Michelle Bowman of Fed advocates balanced oversight as blockchain and AI gain
At the 2025 Wyoming Blockchain Symposium, Federal Reserve Vice Chair for Supervision Michelle Bowman urged regulators and industry leaders to actively embrace innovation while safeguarding financial stability. She stressed that the United States is “at a crossroads” in shaping its approach to digital assets and emerging technologies.
In her speech, Bowman highlighted that blockchain, tokenization, artificial intelligence, and even quantum computing have the potential to fundamentally transform financial services. These tools, she said, could eliminate inefficiencies in asset transfers, reduce transaction costs, and broaden access to capital markets. She gave particular attention to tokenization as a solution to long-standing challenges in ownership transfers, where slow manual processes could be replaced by streamlined digital systems.
“Every major historical shift — industrialization, communications, the internet — brought profound change.

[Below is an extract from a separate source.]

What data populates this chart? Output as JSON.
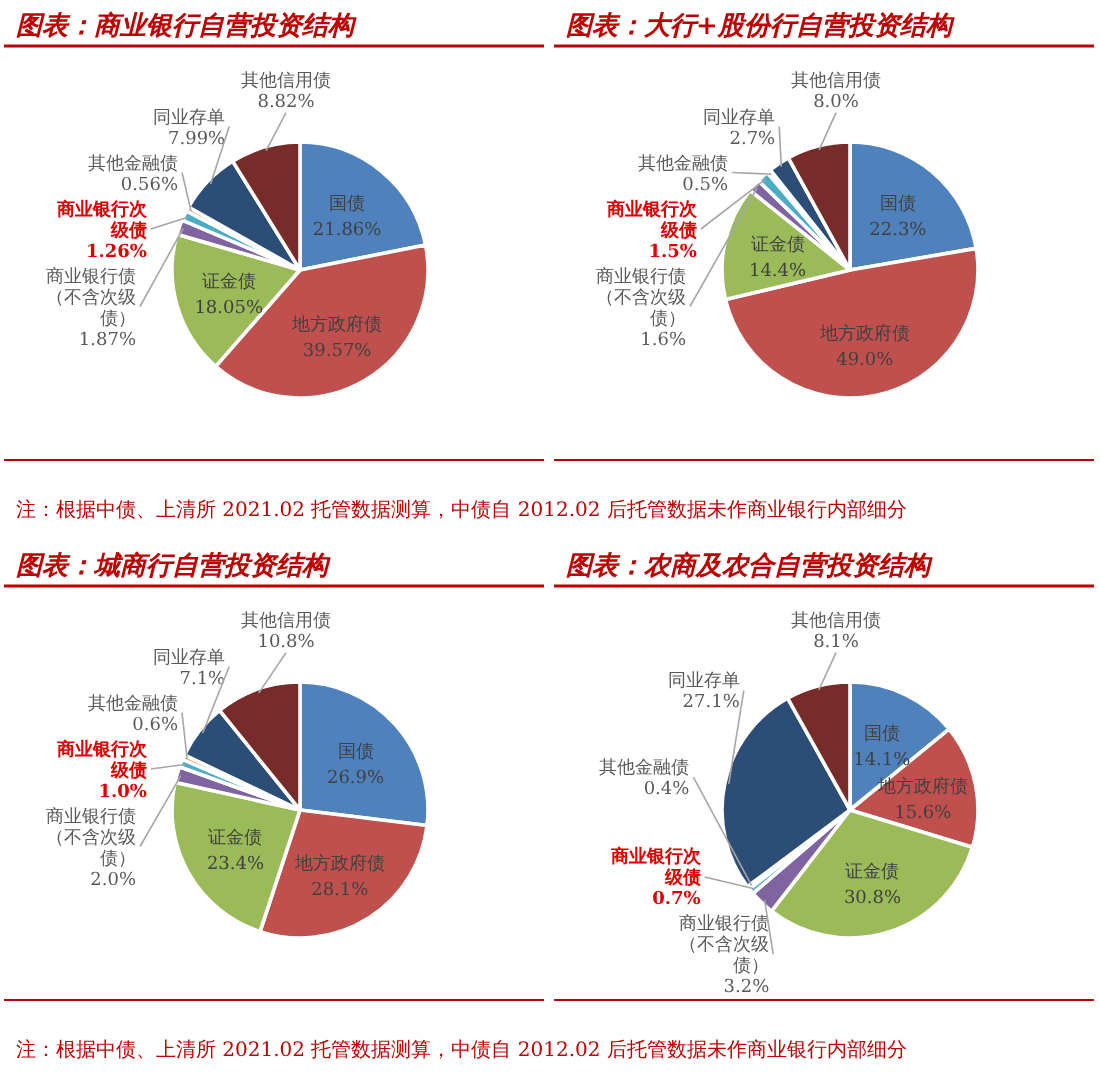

Blockchain and AI may prove equally significant,” Bowman stated.
From caution to competitiveness
While acknowledging regulators’ tendency to focus on risks, Bowman emphasized that excessive caution could undermine U.S. competitiveness. She noted that banks are already testing digital asset custody services and deploying tokenization to improve efficiency, with demand growing across institutions of all sizes.
She also pointed to the passage of the GENIUS Act, which tasked banking agencies with developing a regulatory framework for stablecoins, as proof that digital assets are becoming integrated into the financial system. Stablecoins, Bowman argued, could eventually disrupt traditional payment infrastructure.
Building an adaptive oversight model
Bowman underlined that the Federal Reserve is working toward a regulatory model that combines risk management with space for innovation. She outlined four key principles: regulatory certainty, proportionality, adherence to consumer protection standards, and maintaining U.S. leadership as a hub for innovation.
“We cannot adopt a one-size-fits-all approach,” Bowman said, urging regulators to consider the unique features of new financial technologies rather than applying outdated rules.
She further revealed that reputational risk will no longer be considered in supervisory reviews. This change, she noted, ensures a level playing field for banks working with lawful businesses, including digital asset firms.
Toward constructive engagement
Bowman called for collaboration among regulators, banks, and developers to better understand new technologies, particularly their potential role in combating fraud. She even suggested that Federal Reserve staff could benefit from holding small amounts of digital assets to gain practical experience.
“Innovation and regulation do not need to stand on opposite sides,” Bowman concluded. “Together, they can create a safer, stronger, and more efficient financial system.”